The incident devastated the whole family. Her father could not bear to see the trauma of his daughter and died heartbroken and penniless. Meanwhile, her brother has been bedridden due to an ailment in his lungs, and relatives have abandoned the family and maintained their distance. The mother, a housewife, is unable to mend family relations.

“See what has happened to me. It feels as if I have been murdered,” Laxmi, who has become a prominent voice for acid attack victims, told The Diplomat. “Administration and the government might take it lightly, but if you look within me and many other acid victims we are living the life of a corpse. We have been a given a big death. With me, my family is also dying.”

Not one to take things lying down, Laxmi approached the Supreme Court to ban the indiscriminate sale of acid in the market so that no woman in the future becomes a victim of this deadly chemical.

It is because of her petition that the Apex Court recently delivered a landmark order regulating the sale of acid at retail outlets across the country. Only licensed retail shops can sell acid and non-compliance would amount to fines and possible imprisonment. For the first time, a provision for compensation has been made for acid attack victims. According to the court’s ruling, the government must pay a compensation of three lakh rupees (around $5500) to victims.

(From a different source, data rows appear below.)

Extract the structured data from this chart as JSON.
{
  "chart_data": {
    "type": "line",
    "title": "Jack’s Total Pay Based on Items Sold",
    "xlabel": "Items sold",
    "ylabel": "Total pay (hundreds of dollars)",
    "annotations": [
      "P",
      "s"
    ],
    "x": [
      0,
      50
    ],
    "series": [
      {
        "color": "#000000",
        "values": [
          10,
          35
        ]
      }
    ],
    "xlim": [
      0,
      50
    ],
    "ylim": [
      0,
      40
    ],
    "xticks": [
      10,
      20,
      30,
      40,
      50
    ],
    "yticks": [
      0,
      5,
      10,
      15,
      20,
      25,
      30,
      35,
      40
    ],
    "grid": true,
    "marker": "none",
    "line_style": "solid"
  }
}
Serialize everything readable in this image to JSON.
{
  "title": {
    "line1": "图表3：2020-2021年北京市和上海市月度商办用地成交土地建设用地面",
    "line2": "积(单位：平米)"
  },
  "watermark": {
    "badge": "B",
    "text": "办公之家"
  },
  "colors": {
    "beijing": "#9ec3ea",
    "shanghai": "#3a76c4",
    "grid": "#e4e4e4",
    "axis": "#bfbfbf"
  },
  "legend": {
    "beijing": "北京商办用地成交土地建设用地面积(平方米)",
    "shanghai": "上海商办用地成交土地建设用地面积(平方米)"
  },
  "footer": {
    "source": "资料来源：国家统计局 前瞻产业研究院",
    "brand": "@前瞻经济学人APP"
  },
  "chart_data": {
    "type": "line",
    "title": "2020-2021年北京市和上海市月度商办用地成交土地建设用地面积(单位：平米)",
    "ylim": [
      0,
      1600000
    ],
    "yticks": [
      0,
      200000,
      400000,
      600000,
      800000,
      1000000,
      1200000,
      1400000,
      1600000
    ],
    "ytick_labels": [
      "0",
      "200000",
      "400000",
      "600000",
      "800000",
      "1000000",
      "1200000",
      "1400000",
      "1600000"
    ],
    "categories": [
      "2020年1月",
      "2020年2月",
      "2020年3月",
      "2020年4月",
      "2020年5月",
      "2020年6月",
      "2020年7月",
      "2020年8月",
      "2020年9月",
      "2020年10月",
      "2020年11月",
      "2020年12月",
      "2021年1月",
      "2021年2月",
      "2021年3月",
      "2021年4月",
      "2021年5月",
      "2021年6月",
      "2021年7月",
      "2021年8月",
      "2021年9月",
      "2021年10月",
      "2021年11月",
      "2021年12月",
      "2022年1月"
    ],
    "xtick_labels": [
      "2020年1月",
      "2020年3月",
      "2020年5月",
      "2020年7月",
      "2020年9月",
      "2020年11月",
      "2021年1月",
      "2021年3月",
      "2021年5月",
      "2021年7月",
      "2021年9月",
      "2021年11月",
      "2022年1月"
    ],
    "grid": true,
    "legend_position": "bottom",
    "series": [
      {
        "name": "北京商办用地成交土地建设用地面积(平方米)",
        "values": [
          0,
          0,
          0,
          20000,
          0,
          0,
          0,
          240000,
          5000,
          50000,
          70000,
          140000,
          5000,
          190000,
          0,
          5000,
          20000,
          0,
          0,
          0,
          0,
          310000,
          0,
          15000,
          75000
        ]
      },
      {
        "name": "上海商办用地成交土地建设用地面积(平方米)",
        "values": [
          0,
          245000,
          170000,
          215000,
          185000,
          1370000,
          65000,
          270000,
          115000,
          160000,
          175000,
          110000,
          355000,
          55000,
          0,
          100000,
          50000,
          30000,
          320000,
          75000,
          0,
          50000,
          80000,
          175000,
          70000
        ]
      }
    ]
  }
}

For Laxmi, who dreamed of becoming a singer, the court’s order is “a welcome development but too little and too late,” she said. “The amount of compensation fixed is too not enough to treat a patient who needs thousands of dollars to undergo a painful plastic surgery.”

The Wall Street Journal writes: “About 1,500 acid attacks are reported worldwide every year, according to U.K.-based charity Acid Survivors Trust International. India has no official data, but New Delhi-based group Stop Acid Attacks says around three cases are reported nationwide every week.”

Just a few days after the court’s order, Gaziabad, a suburban city sharing a border with Delhi, witnessed an acid attack on a 22-year-old woman who rejected a marriage proposal.

This underscores a point that more than administrative action is needed. Ultimately, deeply entrenched attitudes towards women in the nation’s male-dominated society  must shift.

“There should be a change in the mindset. This has to start from home,” Laxmi said. “The discrimination between boys and girls that starts at home should not happen. This discrimination is at the heart of an oversized male ego.”

She also underlined “the need for stricter punishment for those who commit the crime.”

Last year after the Delhi gang rape case the government brought about some far reaching changes in law, including a provision for 10-year prison sentences for culprits of acid attacks.

Meanwhile, a campaign called Stop Acid Attack has been launched recently to act as “a bridge between survivors and the society, as most of the victims of this brutal crime, which is much more grave in its impact than a rape, have isolated themselves after losing their face. Due to ignorance of the government and civil society, most survivors find no hope and stay like an outcast, in solitude.”

Laxmi now actively works for this campaign and uses the small remuneration she receives to run her family and take care of her ailing younger brother. Association with this campaign has given her a new lease of life.

During her free time she practices music and sings, holding on to a dream she has not lost despite the tragedy in her life.